Publication Type: Journal Article
Source: Connections: The Quarterly Journal, Volume 16, Issue 4, p.69-88 (2017)
We are ashamed that we are going to Syria at a time when the Caucasus is still occupied, but young people are returning here once they've undergone a training course. -- BBC source, 'close' to Chechen boeviki
In September 2014, the United Nations Security Council unanimously adopted resolution 2178 concerning the acute and growing threat posed by foreign terrorist fighters (FTFs). These individuals are defined as those who travel to a State other than their States of residence or nationality for the purpose of the perpetration, planning, or preparation of, or participation in, terrorist acts or the providing or receiving of terrorist training, including in connection with armed conflict. FTFs affect the dynamic of conflict, its intractability, duration and intensity and, furthermore, pose a threat to their states of origin, transit, destination, and neighboring zones of armed conflict in which they are active.
Since the eruption of the civil war in Syria, and especially after June 2014 with the proclamation of the 'caliphate,' thousands of aspiring fighters from different regions have traveled to Iraq and Syria to join the Islamic State (IS) or other violent extremist groups. According to a report published by The Soufan Group in December 2015, the number of foreign fighters in Syria had reached approximately 30,000, with individuals from over 100 countries. In 2015, the top three FTF nationalities were Tunisian (6,000), Saudi Arabian (2,500), and Russian (2,300), while there were approximately 4,700 fighters from the Former Soviet Republics. In October 2015, Russian President Vladimir Putin stated that around 5,000 to 7,000 fighters from Russia and the former Soviet Union (FSU) had traveled to Syria to join IS. The majority of these fighters are from the North Caucasus (Chechnya and Dagestan), with others from Azerbaijan and Georgia as well as Central Asia: Kazakhstan, Kyrgyzstan, Tajikistan, Turkmenistan, and Uzbekistan.
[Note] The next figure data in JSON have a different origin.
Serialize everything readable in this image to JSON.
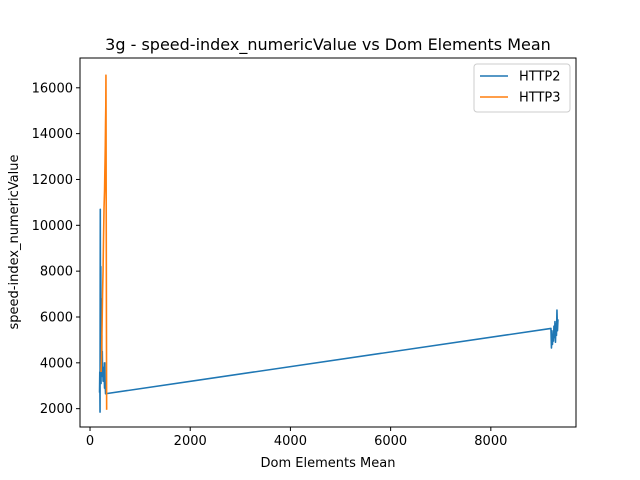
{
  "chart_data": {
    "type": "line",
    "title": "3g - speed-index_numericValue vs Dom Elements Mean",
    "xlabel": "Dom Elements Mean",
    "ylabel": "speed-index_numericValue",
    "xlim": [
      -200,
      9700
    ],
    "ylim": [
      1200,
      17300
    ],
    "xticks": [
      0,
      2000,
      4000,
      6000,
      8000
    ],
    "xtick_labels": [
      "0",
      "2000",
      "4000",
      "6000",
      "8000"
    ],
    "yticks": [
      2000,
      4000,
      6000,
      8000,
      10000,
      12000,
      14000,
      16000
    ],
    "ytick_labels": [
      "2000",
      "4000",
      "6000",
      "8000",
      "10000",
      "12000",
      "14000",
      "16000"
    ],
    "grid": false,
    "legend_position": "top-right",
    "series": [
      {
        "name": "HTTP2",
        "color": "#1f77b4",
        "points": [
          [
            190,
            2700
          ],
          [
            195,
            3600
          ],
          [
            200,
            1850
          ],
          [
            205,
            10700
          ],
          [
            210,
            4500
          ],
          [
            215,
            8200
          ],
          [
            220,
            3100
          ],
          [
            225,
            6800
          ],
          [
            230,
            3500
          ],
          [
            235,
            5200
          ],
          [
            240,
            3800
          ],
          [
            245,
            4500
          ],
          [
            250,
            3400
          ],
          [
            255,
            4000
          ],
          [
            260,
            3200
          ],
          [
            265,
            3700
          ],
          [
            270,
            3300
          ],
          [
            275,
            3800
          ],
          [
            280,
            3600
          ],
          [
            290,
            2900
          ],
          [
            295,
            4000
          ],
          [
            300,
            3300
          ],
          [
            310,
            2650
          ],
          [
            9200,
            5500
          ],
          [
            9210,
            4650
          ],
          [
            9220,
            5400
          ],
          [
            9230,
            4800
          ],
          [
            9240,
            5200
          ],
          [
            9250,
            4950
          ],
          [
            9260,
            5600
          ],
          [
            9270,
            5100
          ],
          [
            9280,
            5800
          ],
          [
            9290,
            4900
          ],
          [
            9300,
            5700
          ],
          [
            9310,
            5200
          ],
          [
            9320,
            6300
          ],
          [
            9330,
            5400
          ],
          [
            9340,
            5900
          ]
        ]
      },
      {
        "name": "HTTP3",
        "color": "#ff7f0e",
        "points": [
          [
            220,
            3600
          ],
          [
            230,
            4200
          ],
          [
            240,
            5500
          ],
          [
            250,
            7000
          ],
          [
            260,
            8000
          ],
          [
            270,
            9500
          ],
          [
            280,
            10800
          ],
          [
            290,
            11500
          ],
          [
            295,
            12200
          ],
          [
            300,
            12800
          ],
          [
            305,
            13500
          ],
          [
            310,
            14500
          ],
          [
            315,
            15200
          ],
          [
            318,
            16550
          ],
          [
            320,
            14800
          ],
          [
            322,
            12000
          ],
          [
            325,
            9000
          ],
          [
            328,
            5500
          ],
          [
            330,
            3300
          ],
          [
            332,
            1950
          ]
        ]
      }
    ]
  }
}
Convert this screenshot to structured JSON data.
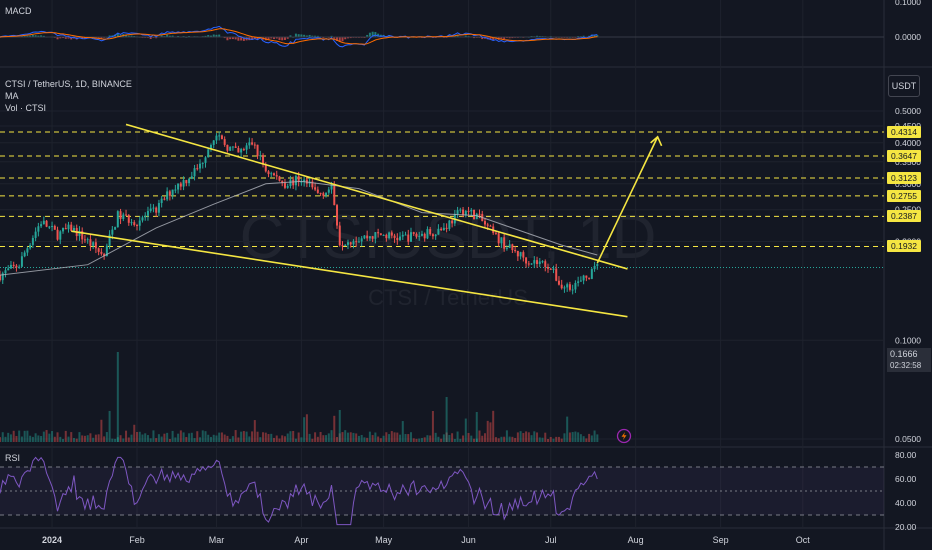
{
  "header": {
    "macd_label": "MACD",
    "symbol_title": "CTSI / TetherUS, 1D, BINANCE",
    "ma_label": "MA",
    "vol_label": "Vol · CTSI",
    "rsi_label": "RSI",
    "currency_button": "USDT",
    "watermark_symbol": "CTSIUSDT, 1D",
    "watermark_name": "CTSI / TetherUS"
  },
  "current_price": {
    "value": "0.1666",
    "countdown": "02:32:58"
  },
  "level_tags": [
    "0.4314",
    "0.3647",
    "0.3123",
    "0.2755",
    "0.2387",
    "0.1932"
  ],
  "colors": {
    "background": "#131722",
    "up": "#26a69a",
    "down": "#ef5350",
    "trendline": "#f5e642",
    "level_line": "#f5e642",
    "ma": "#b2b5be",
    "rsi": "#7e57c2",
    "macd": "#2962ff",
    "signal": "#ff6d00",
    "grid": "#1e222d"
  },
  "chart_data": [
    {
      "type": "candlestick",
      "title": "CTSI / TetherUS, 1D, BINANCE",
      "y_axis_ticks": [
        "0.5000",
        "0.4500",
        "0.4000",
        "0.3500",
        "0.3000",
        "0.2500",
        "0.2000",
        "0.1000",
        "0.0500"
      ],
      "x_axis_ticks": [
        "2024",
        "Feb",
        "Mar",
        "Apr",
        "May",
        "Jun",
        "Jul",
        "Aug",
        "Sep",
        "Oct"
      ],
      "ylim": [
        0.05,
        0.5
      ],
      "horizontal_levels": [
        0.4314,
        0.3647,
        0.3123,
        0.2755,
        0.2387,
        0.1932
      ],
      "trendlines": [
        {
          "name": "upper",
          "points": [
            [
              "2024-01-28",
              0.455
            ],
            [
              "2024-07-29",
              0.165
            ]
          ]
        },
        {
          "name": "lower",
          "points": [
            [
              "2024-01-08",
              0.215
            ],
            [
              "2024-07-29",
              0.118
            ]
          ]
        },
        {
          "name": "projection",
          "points": [
            [
              "2024-07-18",
              0.172
            ],
            [
              "2024-08-09",
              0.417
            ]
          ]
        }
      ],
      "close_path": [
        [
          "2023-12-13",
          0.158
        ],
        [
          "2023-12-20",
          0.17
        ],
        [
          "2023-12-28",
          0.23
        ],
        [
          "2024-01-03",
          0.21
        ],
        [
          "2024-01-08",
          0.22
        ],
        [
          "2024-01-14",
          0.2
        ],
        [
          "2024-01-20",
          0.18
        ],
        [
          "2024-01-25",
          0.24
        ],
        [
          "2024-02-01",
          0.23
        ],
        [
          "2024-02-08",
          0.25
        ],
        [
          "2024-02-14",
          0.29
        ],
        [
          "2024-02-19",
          0.31
        ],
        [
          "2024-02-24",
          0.34
        ],
        [
          "2024-02-29",
          0.42
        ],
        [
          "2024-03-05",
          0.39
        ],
        [
          "2024-03-09",
          0.37
        ],
        [
          "2024-03-14",
          0.4
        ],
        [
          "2024-03-19",
          0.33
        ],
        [
          "2024-03-26",
          0.3
        ],
        [
          "2024-04-01",
          0.31
        ],
        [
          "2024-04-07",
          0.28
        ],
        [
          "2024-04-12",
          0.29
        ],
        [
          "2024-04-15",
          0.2
        ],
        [
          "2024-04-22",
          0.205
        ],
        [
          "2024-04-30",
          0.21
        ],
        [
          "2024-05-07",
          0.205
        ],
        [
          "2024-05-15",
          0.21
        ],
        [
          "2024-05-23",
          0.22
        ],
        [
          "2024-05-30",
          0.25
        ],
        [
          "2024-06-04",
          0.24
        ],
        [
          "2024-06-10",
          0.21
        ],
        [
          "2024-06-16",
          0.19
        ],
        [
          "2024-06-23",
          0.175
        ],
        [
          "2024-06-30",
          0.17
        ],
        [
          "2024-07-05",
          0.145
        ],
        [
          "2024-07-12",
          0.15
        ],
        [
          "2024-07-18",
          0.1666
        ]
      ],
      "ma_path": [
        [
          "2023-12-13",
          0.158
        ],
        [
          "2024-01-14",
          0.17
        ],
        [
          "2024-02-08",
          0.22
        ],
        [
          "2024-02-29",
          0.26
        ],
        [
          "2024-03-19",
          0.3
        ],
        [
          "2024-04-01",
          0.305
        ],
        [
          "2024-04-22",
          0.29
        ],
        [
          "2024-05-15",
          0.245
        ],
        [
          "2024-06-04",
          0.24
        ],
        [
          "2024-07-05",
          0.195
        ],
        [
          "2024-07-18",
          0.182
        ]
      ]
    },
    {
      "type": "line",
      "title": "RSI",
      "y_axis_ticks": [
        "80.00",
        "60.00",
        "40.00",
        "20.00"
      ],
      "ylim": [
        20,
        80
      ],
      "bands": [
        70,
        50,
        30
      ]
    },
    {
      "type": "bar",
      "title": "MACD",
      "y_axis_ticks": [
        "0.1000",
        "0.0000"
      ],
      "ylim": [
        -0.05,
        0.1
      ]
    }
  ]
}
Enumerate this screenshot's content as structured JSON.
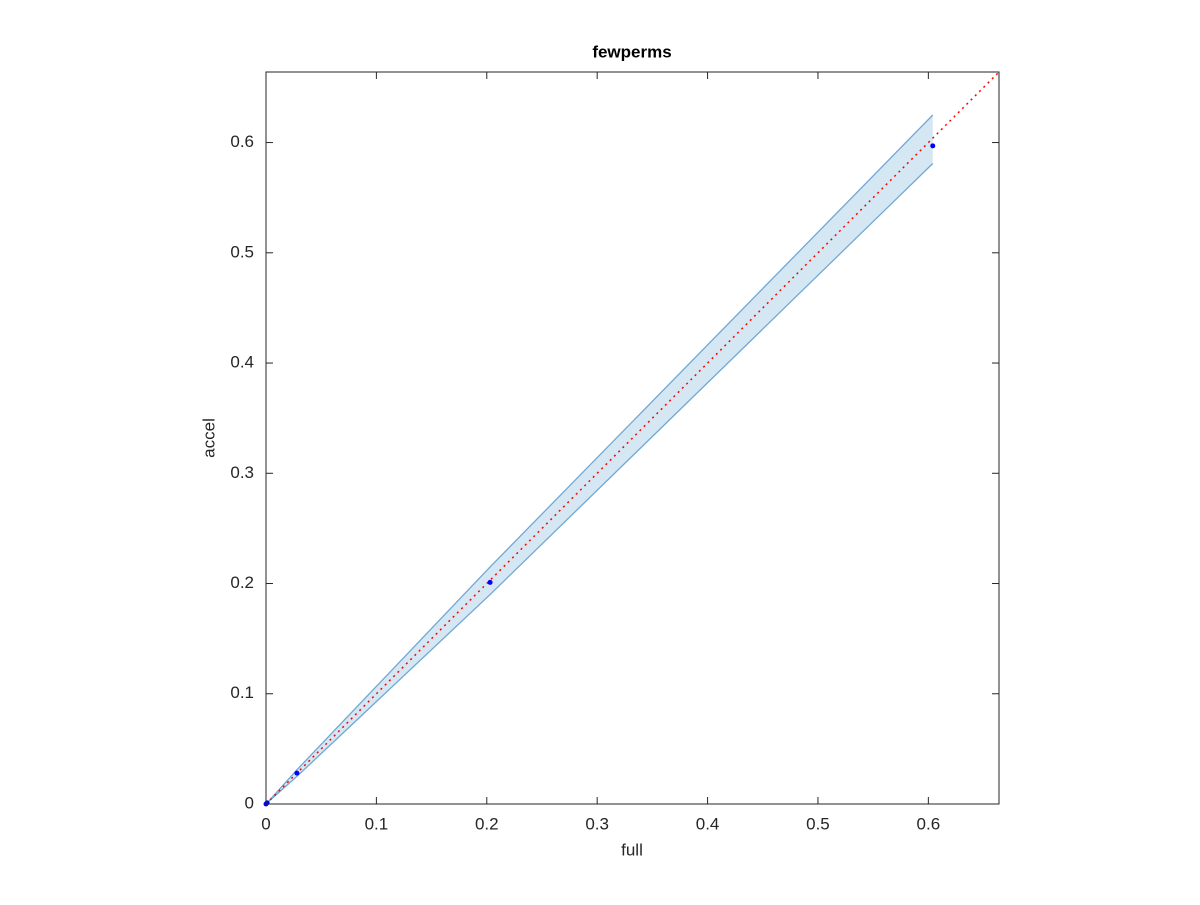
{
  "chart_data": {
    "type": "scatter",
    "title": "fewperms",
    "xlabel": "full",
    "ylabel": "accel",
    "xlim": [
      0,
      0.664
    ],
    "ylim": [
      0,
      0.664
    ],
    "xticks": [
      0,
      0.1,
      0.2,
      0.3,
      0.4,
      0.5,
      0.6
    ],
    "yticks": [
      0,
      0.1,
      0.2,
      0.3,
      0.4,
      0.5,
      0.6
    ],
    "x": [
      0,
      0.001,
      0.028,
      0.203,
      0.604
    ],
    "band": {
      "color": "#6fa8d6",
      "fill": "#d6e7f4",
      "lower": [
        0,
        0.001,
        0.025,
        0.19,
        0.581
      ],
      "upper": [
        0,
        0.001,
        0.031,
        0.215,
        0.625
      ]
    },
    "series": [
      {
        "color": "#0000ff",
        "values": [
          0,
          0.001,
          0.028,
          0.201,
          0.597
        ]
      }
    ],
    "reference_line": {
      "color": "#ff0000",
      "x": [
        0,
        0.664
      ],
      "values": [
        0,
        0.664
      ]
    }
  }
}
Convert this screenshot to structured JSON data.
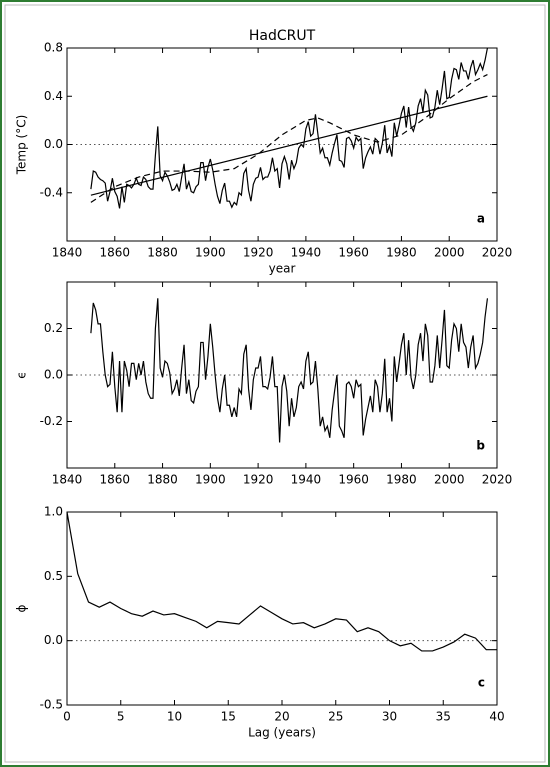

Together they share not only the ability to speak Russian, but also a heritage of grievances stemming from the Afghan-Soviet and the post-Soviet conflicts. This paper attempts to look into the phenomenon of North Caucasian FTFs and its implications for security in North Caucasus, the Russian Federation and world-wide. In doing so, the motivations of North Caucasian FTFs, the groups that they fight for, and links to the domestic terrorist situation will be considered.